On our arrival The hotel looked absolutely magnificent nestled into beautiful gardens and the architecture was superb. We climbed out of the bus and grabbed our bags with much excitement.


Check-in was not as smooth as it could’ve been and when Des and I were finally allocated our room we discovered it was about half a kilometre from reception down steps to a beautiful room with a stunning bathroom overlooking the forest, but not only was there no hot water,  it ended up there was no water at all. That was a bit of a problem for toilet flushing to say the least reception provided us with a 10 L bottle of water to use for the toilet, but that didn’t actually wipe away the grime of the day.

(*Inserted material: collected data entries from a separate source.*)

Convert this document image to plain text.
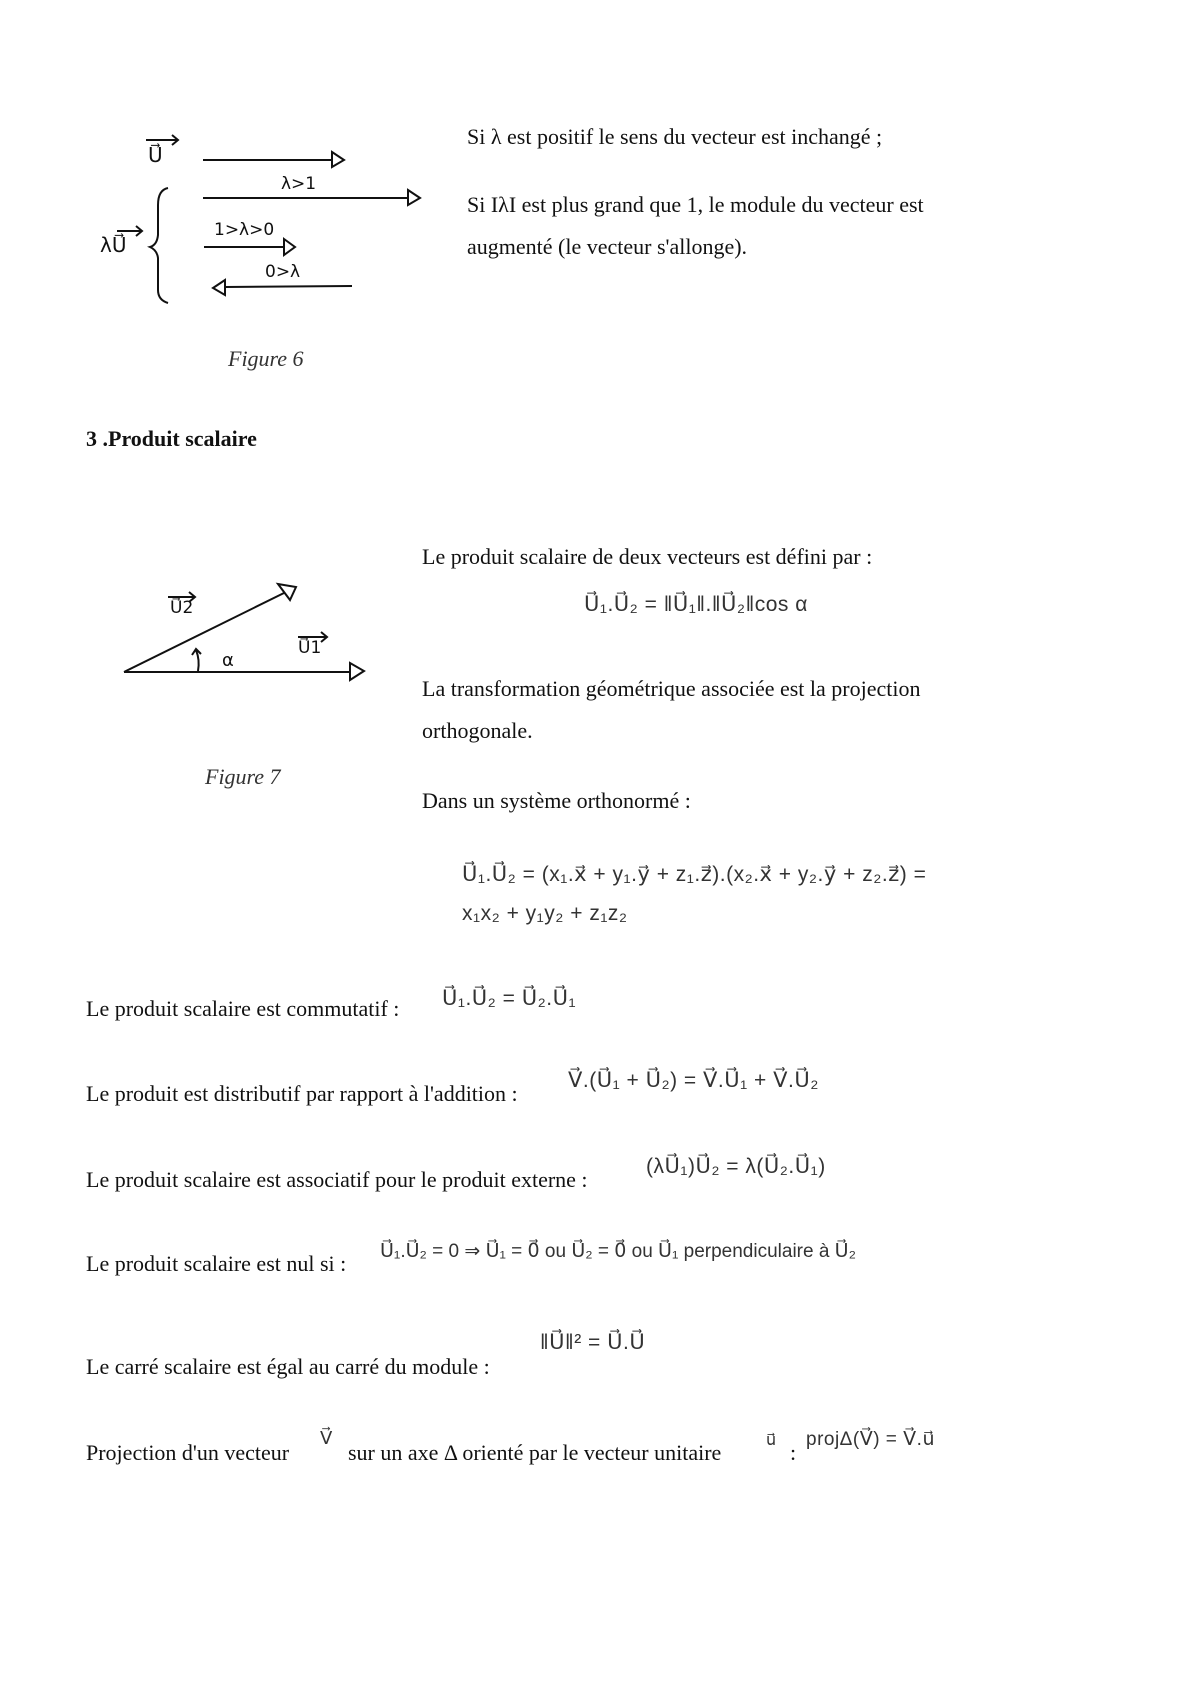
U⃗
λU⃗
λ>1
1>λ>0
0>λ
Figure 6
Si λ est positif le sens du vecteur est inchangé ;
Si IλI est plus grand que 1, le module du vecteur est
augmenté (le vecteur s'allonge).
3 .Produit scalaire
U⃗2
U⃗1
α
Figure 7
Le produit scalaire de deux vecteurs est défini par :
U⃗₁.U⃗₂ = ‖U⃗₁‖.‖U⃗₂‖cos α
La transformation géométrique associée est la projection
orthogonale.
Dans un système orthonormé :
U⃗₁.U⃗₂ = (x₁.x⃗ + y₁.y⃗ + z₁.z⃗).(x₂.x⃗ + y₂.y⃗ + z₂.z⃗) =
x₁x₂ + y₁y₂ + z₁z₂
Le produit scalaire est commutatif : U⃗₁.U⃗₂ = U⃗₂.U⃗₁
Le produit est distributif par rapport à l'addition :
V⃗.(U⃗₁ + U⃗₂) = V⃗.U⃗₁ + V⃗.U⃗₂
Le produit scalaire est associatif pour le produit externe :
(λU⃗₁)U⃗₂ = λ(U⃗₂.U⃗₁)
Le produit scalaire est nul si : U⃗₁.U⃗₂ = 0 ⇒ U⃗₁ = 0⃗ ou U⃗₂ = 0⃗ ou U⃗₁ perpendiculaire à U⃗₂
Le carré scalaire est égal au carré du module :
‖U⃗‖² = U⃗.U⃗
Projection d'un vecteur
V⃗
sur un axe Δ orienté par le vecteur unitaire	u⃗ :
projΔ(V⃗) = V⃗.u⃗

Apparently, this area of Cuba is unique in the government owns all of the houses and all of the people who live in them work in the park in which this hotel is situated. No one can buy in. I didn’t understand what happens when people die and how they get replaced as workers and dwellers.

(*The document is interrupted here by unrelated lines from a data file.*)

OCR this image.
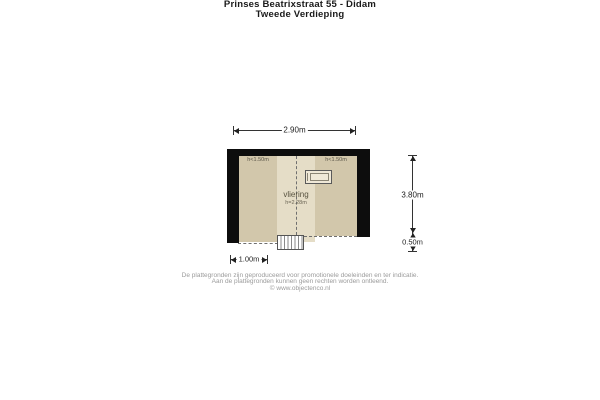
Prinses Beatrixstraat 55 - Didam
Tweede Verdieping
2.90m
h<1.50m	h<1.50m
vliering
h=2.28m
3.80m
0.50m
1.00m
De plattegronden zijn geproduceerd voor promotionele doeleinden en ter indicatie.
Aan de plattegronden kunnen geen rechten worden ontleend.
© www.objectenco.nl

Dinner however was perfect. We climbed down many many many more steps to a local house in the village where we were treated to home-cooked food as well as a five piece band that sang us through dessert and coffee. Then up the stairs and straight to bed.


In the morning after the weirdest breakfast we’ve ever been served. We took a bus trip up a hill to where there had been a coffee plantation owned by a man who had employed hundreds of slaves. The conditions looked absolutely awful. The present conditions weren’t beautified as the recent cyclone that had passed through Cuba had torn down trees everywhere and those still standing had lost their leaves.

Des at the coffee bean grinder



The distinguishing feature of this place were the vultures. There were scores of them hanging in trees or flying around.



We rode down the steep hill and visited Rio San Juan a marvellous place with cascading ponds and clear oxygen rich water. I climbed into my bathers and swam as I wasn’t intending to ride the hilly r
oads any longer. The gradient were about 17% and the potholes were more like fish ponds.





We arrived at Soroa and visited the Orchard Gardens. Again where we met with an excellent botanist with a great sense of humour and vast knowledge of the plants we then walked to a waterfall before going back to the hotel which had an enormous pool that we all took advantage of.


And our swim was followed by a long hot high pressure shower. Bliss.


Dinner at the hotel was shared with a large bus group of French tourists. I had some fun talking with them.


Played pool, had another mojito and went to bed a happy woman.